Do tej pory potwierdzono 64 przypadki zakażenia koronawirusem w Polsce (stan na 13 marca godzina 16:00). Liczba chorych rośnie, rośnie również panika. Koronawirus pustoszy sklepowe półki. W obawie przed chorobą Polacy decydują się na większe zakupy niż zwykle i robią zapasy.
Czy zabraknie żywności?
Ze sklepów w najszybszym tempie znikają artykuły z długą datą ważności takie jak ryż, kasza, makarony, mąka czy konserwy. Polacy wykupują również środki czystości: mydła, żele, środki do dezynfekcji. W mediach społecznościowych krążą zdjęcia pustych sklepowych półek. Pojawiły się też pogłoski o tym, że zabraknie żywności, a w najbliższych dniach sklepy mogą zostać pozamykane. Tą drugą plotkę postanowiła zdementować ostatnio minister rozwoju Jadwiga Emilewicz:
– Wszystkie sklepy będą działać normalnie. Nie ma mowy o zamykaniu placówek handlowych – podkreśliła.
Brak asortymentu = kwestia logistyczna
Czy puste półki oznaczają, że zabraknie żywności? Minister rolnictwa Jan Krzysztof Ardanowski tłumaczy, że chwilowe braki towaru w sklepach to kwestia jedynie logistyczna.
– Chwilowy brak jakiegoś asortymentu to kwestia logistyczna związana ze zwiększonymi zakupami, a nie z brakami danego produktu. Jesteśmy znaczącym producentem żywności w Unii Europejskiej, a w niektórych segmentach także na świecie – podkreślił szef resortu rolnictwa.

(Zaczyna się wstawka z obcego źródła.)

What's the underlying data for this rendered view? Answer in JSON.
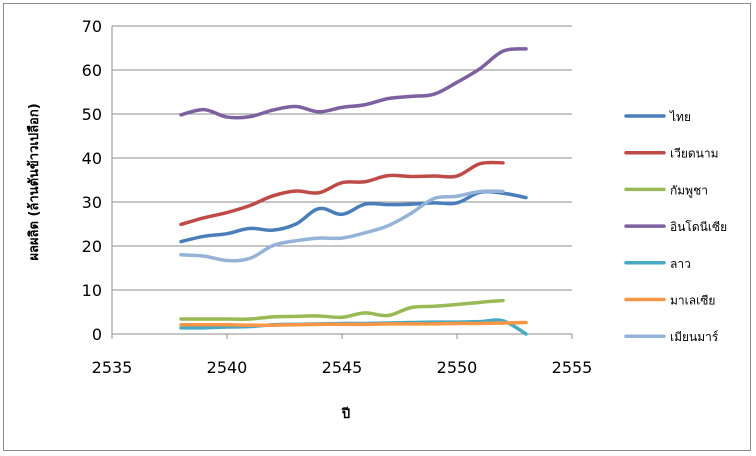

Minister Ardanowski dodał, że zwiększone zakupy wynikają ze zwykłej ludzkiej reakcji na tego typu sytuacje oraz ze względu na możliwość kwarantanny.
Dzięki rolnikom żywności nie zabraknie
O tym, że żywności nie zabraknie przekonywał również po wizycie w ciechanowskim Banku Żywności prezydent Andrzej Duda:
– Rolnicy zapewniają nam bezpieczeństwo żywnościowe i mamy to szczęście, to jest faktem i dzisiaj to się pokazuje, że nie brakuje żadnych produktów. Wszystko, co jest potrzebne, jest w takiej ilości, żeby zapewnić możliwość nie tylko przetrwania ale i normalnego funkcjonowania – podkreślił.
– Dzięki polskim rolnikom nasz kraj produkuje więcej żywności niż jest w stanie wchłonąć rynek wewnętrzny. Nie ma obaw, że zabraknie nam tak podstawowych produktów, jak mąka, mięso, mleko, jaja, czy warzywa – zaznaczał minister Ardanowski. Jednocześnie przestrzegał przed robieniem nadmiernych zapasów, aby w dłuższej perspektywie nie marnować żywności.